The opposite meaning ( antonym ) is accompanying benefit or collateral benefit , a disguising description for a military action, for which ostensibly humanistic arguments are given, but which are intended to indirectly protect the interests of the military deploying power - for example the military intervention of the French armed forces on January 11, 2013 in Mali , which was officially supposed to protect the Malinese people from Islamist leadership in the country. Indirectly, however, specific French interests were also protected: the protection of French uranium mining in neighboring Niger and the uranium deposits in Mali itself, which are still about to be exploited.

literature

Web links

Wiktionary: collateral damage  - explanations of meanings, word origins, synonyms, translations

Individual evidence

  1. ^ Wolfgang Fikentscher, Andreas Heinemann: law of obligations . 10th edition. de Gruyter, Berlin 2006, ISBN 3-89949-147-5 ( limited preview in the Google book search).
  2. Heck, Linde, Springer, Südmersen: Technical assistance in truck accidents - technical and medical rescue of trapped people, handling of heavy road vehicles involved in an accident . Ed .: Cimolino. ecomed, Landsberg 2003, ISBN 3-609-68661-8 ( limited preview in the Google book search).
  3. Magedah Shabo: Techniques of Propaganda and Persuasion . Prestwick House, 2008, ISBN 978-1-58049-874-6 , p. 134.
  4. Language of Politics (I): Jamie Shea and the collateral damage - Germany.
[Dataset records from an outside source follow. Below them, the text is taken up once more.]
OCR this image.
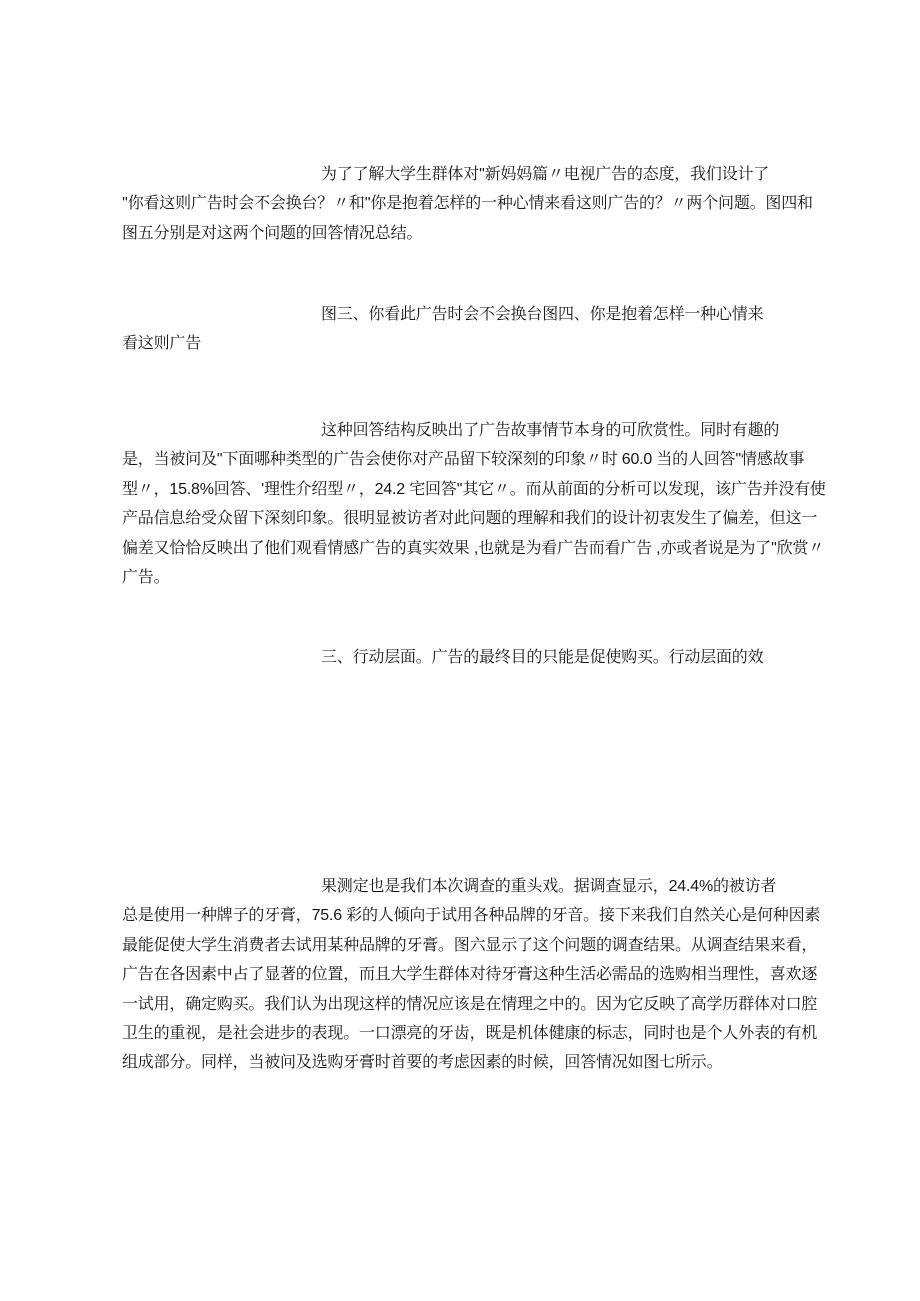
为了了解大学生群体对''新妈妈篇〃电视广告的态度，我们设计了
''你看这则广告时会不会换台？〃和''你是抱着怎样的一种心情来看这则广告的？〃两个问题。图四和
图五分别是对这两个问题的回答情况总结。
图三、你看此广告时会不会换台图四、你是抱着怎样一种心情来
看这则广告
这种回答结构反映出了广告故事情节本身的可欣赏性。同时有趣的
是，当被问及''下面哪种类型的广告会使你对产品留下较深刻的印象〃时 60.0 当的人回答''情感故事
型〃，15.8%回答、'理性介绍型〃，24.2 宅回答''其它〃。而从前面的分析可以发现，该广告并没有使
产品信息给受众留下深刻印象。很明显被访者对此问题的理解和我们的设计初衷发生了偏差，但这一
偏差又恰恰反映出了他们观看情感广告的真实效果 ,也就是为看广告而看广告 ,亦或者说是为了''欣赏〃
广告。
三、行动层面。广告的最终目的只能是促使购买。行动层面的效
果测定也是我们本次调查的重头戏。据调查显示，24.4%的被访者
总是使用一种牌子的牙膏，75.6 彩的人倾向于试用各种品牌的牙音。接下来我们自然关心是何种因素
最能促使大学生消费者去试用某种品牌的牙膏。图六显示了这个问题的调查结果。从调查结果来看，
广告在各因素中占了显著的位置，而且大学生群体对待牙膏这种生活必需品的选购相当理性，喜欢逐
一试用，确定购买。我们认为出现这样的情况应该是在情理之中的。因为它反映了高学历群体对口腔
卫生的重视，是社会进步的表现。一口漂亮的牙齿，既是机体健康的标志，同时也是个人外表的有机
组成部分。同样，当被问及选购牙膏时首要的考虑因素的时候，回答情况如图七所示。
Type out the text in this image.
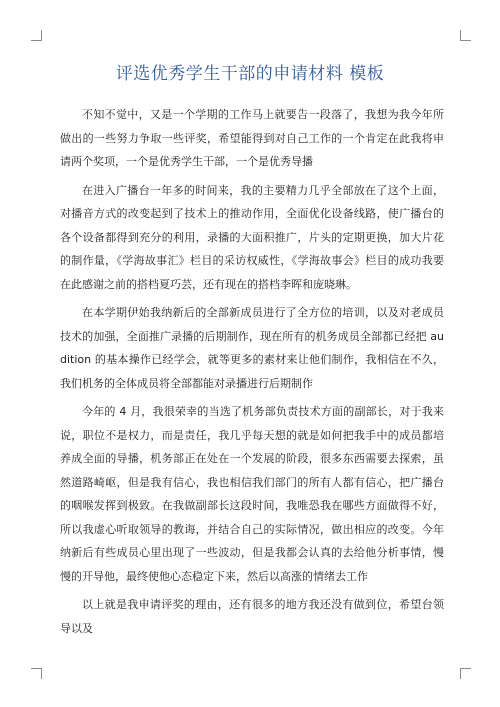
评选优秀学生干部的申请材料 模板

不知不觉中，又是一个学期的工作马上就要告一段落了，我想为我今年所做出的一些努力争取一些评奖，希望能得到对自己工作的一个肯定在此我将申请两个奖项，一个是优秀学生干部，一个是优秀导播

在进入广播台一年多的时间来，我的主要精力几乎全部放在了这个上面，对播音方式的改变起到了技术上的推动作用，全面优化设备线路，使广播台的各个设备都得到充分的利用，录播的大面积推广，片头的定期更换，加大片花的制作量，《学海故事汇》栏目的采访权威性，《学海故事会》栏目的成功我要在此感谢之前的搭档夏巧芸，还有现在的搭档李晖和庞晓琳。

在本学期伊始我纳新后的全部新成员进行了全方位的培训，以及对老成员技术的加强，全面推广录播的后期制作，现在所有的机务成员全部都已经把 audition 的基本操作已经学会，就等更多的素材来让他们制作，我相信在不久，我们机务的全体成员将全部都能对录播进行后期制作

今年的 4 月，我很荣幸的当选了机务部负责技术方面的副部长，对于我来说，职位不是权力，而是责任，我几乎每天想的就是如何把我手中的成员都培养成全面的导播，机务部正在处在一个发展的阶段，很多东西需要去探索，虽然道路崎岖，但是我有信心，我也相信我们部门的所有人都有信心，把广播台的咽喉发挥到极致。在我做副部长这段时间，我唯恐我在哪些方面做得不好，所以我虚心听取领导的教诲，并结合自己的实际情况，做出相应的改变。今年纳新后有些成员心里出现了一些波动，但是我都会认真的去给他分析事情，慢慢的开导他，最终使他心态稳定下来，然后以高涨的情绪去工作

以上就是我申请评奖的理由，还有很多的地方我还没有做到位，希望台领导以及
In: stern.de. Retrieved April 3, 2016 .
  5. ^ The Unworts from 1991 to 1999. In: www.unwortdesjahres.net. Technical University of Darmstadt, archived from the original on March 25, 2016 ; accessed on March 23, 2016 .
  6. a b Language critical campaign Unwort des Jahres: Unwort des Jahres since 1991. Horst Dieter Schlosser (speaker of the jury), archived from the original on March 12, 2016 ; Retrieved December 6, 2008 : “Playing down the killing of innocent people as a minor matter; Official NATO term in the Kosovo war "
  7. a b c Language-critical action Unword of the year: Unword of the year 1999 - collateral damage. Horst Dieter Schlosser (speaker of the jury), accessed on December 6, 2008 (the corresponding, detailed explanation).
  8. Thomas Schmid: Humanitarian interventions are a chimera. The French invasion of Mali is of course motivated by interest . In: Berliner Zeitung . January 26, 2013, p. 29.